A number of observers, me included, have commented on the big shift happening in the economics field. Theory is giving way to data. Economists who focus on statistics and empirics are soaring to the top of the field, while old-style mathematical philosophers are becoming less prominent. But does this really matter? Were all those theorems and proofs really doing any harm?
Perhaps they were. In a magisterial blog post at Marginal Revolution, George Mason University economist Alex Tabarrok recounts a battle he had with Gary Becker. Becker, who received a Nobel Prize in 1992, was perhaps the most famous economic theorist of his generation. He took the basic tools of economic theory available at the time and applied them to social problems like workplace discrimination and marriage.
Becker also took on the issue of crime. But as Tabarrok notes, Becker's models of criminal behaviour were suspiciously simplistic, even for the time. In Becker's model, criminals decide whether to commit a crime after making a careful cost- benefit analysis. The cost of committing a crime is the probability of punishment multiplied by the severity of the punishment. If the penalty for robbery goes from 10 years in prison to 20 years, the cost of committing a robbery goes way up, even if the chance of being caught stays the same.

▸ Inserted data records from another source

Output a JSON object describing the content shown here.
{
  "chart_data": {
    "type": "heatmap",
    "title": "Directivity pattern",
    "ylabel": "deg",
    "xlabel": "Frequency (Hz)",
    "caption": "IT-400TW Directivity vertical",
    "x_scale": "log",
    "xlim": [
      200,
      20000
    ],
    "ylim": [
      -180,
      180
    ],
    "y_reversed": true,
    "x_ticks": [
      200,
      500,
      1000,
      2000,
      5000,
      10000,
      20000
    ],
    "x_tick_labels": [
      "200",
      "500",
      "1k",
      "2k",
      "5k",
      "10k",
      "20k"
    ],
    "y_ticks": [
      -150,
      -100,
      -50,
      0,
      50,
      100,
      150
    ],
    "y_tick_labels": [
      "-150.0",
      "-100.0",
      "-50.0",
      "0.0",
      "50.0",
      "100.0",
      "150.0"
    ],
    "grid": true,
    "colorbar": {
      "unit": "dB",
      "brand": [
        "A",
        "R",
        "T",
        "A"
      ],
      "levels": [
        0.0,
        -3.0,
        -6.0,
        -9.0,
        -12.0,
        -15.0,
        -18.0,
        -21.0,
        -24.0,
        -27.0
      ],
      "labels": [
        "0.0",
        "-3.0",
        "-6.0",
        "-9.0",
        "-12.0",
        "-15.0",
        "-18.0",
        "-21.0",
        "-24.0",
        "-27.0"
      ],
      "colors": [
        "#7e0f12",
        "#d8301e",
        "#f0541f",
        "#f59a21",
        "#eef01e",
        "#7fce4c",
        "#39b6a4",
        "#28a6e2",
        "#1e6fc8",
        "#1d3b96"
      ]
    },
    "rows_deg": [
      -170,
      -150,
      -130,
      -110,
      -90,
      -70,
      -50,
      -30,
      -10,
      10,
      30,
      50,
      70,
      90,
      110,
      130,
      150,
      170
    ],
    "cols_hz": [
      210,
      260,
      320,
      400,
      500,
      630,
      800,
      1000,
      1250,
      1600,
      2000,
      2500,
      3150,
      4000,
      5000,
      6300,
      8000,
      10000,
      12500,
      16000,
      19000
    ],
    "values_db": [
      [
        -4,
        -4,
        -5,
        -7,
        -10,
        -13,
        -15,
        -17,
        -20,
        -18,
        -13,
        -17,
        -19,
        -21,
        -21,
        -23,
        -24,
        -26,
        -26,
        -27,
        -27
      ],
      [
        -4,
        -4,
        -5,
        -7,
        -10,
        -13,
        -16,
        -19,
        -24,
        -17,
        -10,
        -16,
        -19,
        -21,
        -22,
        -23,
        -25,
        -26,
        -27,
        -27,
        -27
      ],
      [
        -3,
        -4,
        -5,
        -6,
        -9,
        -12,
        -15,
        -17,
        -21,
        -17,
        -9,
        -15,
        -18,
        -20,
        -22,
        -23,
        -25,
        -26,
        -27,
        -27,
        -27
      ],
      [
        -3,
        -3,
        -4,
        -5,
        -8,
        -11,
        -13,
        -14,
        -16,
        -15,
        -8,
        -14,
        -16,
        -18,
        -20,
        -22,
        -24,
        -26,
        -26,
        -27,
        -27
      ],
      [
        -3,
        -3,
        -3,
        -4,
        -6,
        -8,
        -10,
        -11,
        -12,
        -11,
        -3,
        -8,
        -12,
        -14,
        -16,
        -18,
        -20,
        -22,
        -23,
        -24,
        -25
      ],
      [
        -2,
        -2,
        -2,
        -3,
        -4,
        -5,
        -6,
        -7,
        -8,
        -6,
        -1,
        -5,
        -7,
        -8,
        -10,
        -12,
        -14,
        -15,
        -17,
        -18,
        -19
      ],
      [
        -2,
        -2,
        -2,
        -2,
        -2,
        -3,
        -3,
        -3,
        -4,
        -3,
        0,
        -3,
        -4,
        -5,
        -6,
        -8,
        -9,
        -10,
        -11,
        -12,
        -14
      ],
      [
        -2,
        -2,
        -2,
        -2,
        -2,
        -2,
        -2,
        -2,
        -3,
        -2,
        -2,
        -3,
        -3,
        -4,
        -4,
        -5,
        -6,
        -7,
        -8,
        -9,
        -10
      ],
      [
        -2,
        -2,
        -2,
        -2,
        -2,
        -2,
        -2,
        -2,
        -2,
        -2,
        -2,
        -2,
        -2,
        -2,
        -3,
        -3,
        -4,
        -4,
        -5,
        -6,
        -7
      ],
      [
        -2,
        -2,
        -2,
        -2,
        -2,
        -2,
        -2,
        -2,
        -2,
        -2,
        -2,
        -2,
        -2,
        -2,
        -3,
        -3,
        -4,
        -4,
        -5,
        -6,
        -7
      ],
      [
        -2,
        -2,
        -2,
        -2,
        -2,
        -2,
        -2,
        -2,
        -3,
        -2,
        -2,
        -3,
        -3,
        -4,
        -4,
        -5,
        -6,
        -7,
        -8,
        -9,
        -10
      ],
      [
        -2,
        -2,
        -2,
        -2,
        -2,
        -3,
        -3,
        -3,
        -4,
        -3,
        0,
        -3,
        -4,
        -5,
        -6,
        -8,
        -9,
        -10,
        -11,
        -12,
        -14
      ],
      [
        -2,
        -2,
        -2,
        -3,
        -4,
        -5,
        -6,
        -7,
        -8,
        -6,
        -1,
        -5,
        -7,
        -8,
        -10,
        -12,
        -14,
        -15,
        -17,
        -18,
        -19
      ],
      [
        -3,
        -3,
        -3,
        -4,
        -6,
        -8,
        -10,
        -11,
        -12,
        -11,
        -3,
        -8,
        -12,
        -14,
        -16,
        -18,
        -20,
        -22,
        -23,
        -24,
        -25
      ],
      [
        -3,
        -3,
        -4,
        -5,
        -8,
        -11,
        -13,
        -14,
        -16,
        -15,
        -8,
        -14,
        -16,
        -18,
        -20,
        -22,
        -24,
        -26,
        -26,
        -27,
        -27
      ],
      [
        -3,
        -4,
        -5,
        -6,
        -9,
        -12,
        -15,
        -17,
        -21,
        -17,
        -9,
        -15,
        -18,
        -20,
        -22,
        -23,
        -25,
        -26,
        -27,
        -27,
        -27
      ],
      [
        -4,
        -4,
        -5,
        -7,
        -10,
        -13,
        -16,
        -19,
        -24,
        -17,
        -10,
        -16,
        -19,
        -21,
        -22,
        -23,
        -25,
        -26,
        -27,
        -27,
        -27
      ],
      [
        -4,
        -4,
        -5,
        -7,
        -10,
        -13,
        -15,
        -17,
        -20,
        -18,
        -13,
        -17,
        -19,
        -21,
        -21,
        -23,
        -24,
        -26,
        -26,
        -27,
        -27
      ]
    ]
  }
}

That already sounds suspicious. Can any human being really conceive of what it's like to serve a 10-year prison sentence? And can anyone really tell the difference between a 10-year sentence and a 20-year sentence? It seems unlikely that someone who has never been to prison will be able to form a concrete idea of what various long prison sentences will do to someone's mental state, health, personal relationships and job prospects. As Tabarrok points out, criminals are likely to act on the spur of the moment, or in the heat of passion. Becker's perfectly rational, perfectly knowledgeable, perfectly forward-looking model of human behavior has no room for the heat of passion.
If you know that every time you commit a crime you will be caught, but will receive a light sentence, there's very little uncertainty involved. But if there's a smaller chance of being caught, coupled with a very severe punishment, then there is lots of uncertainty.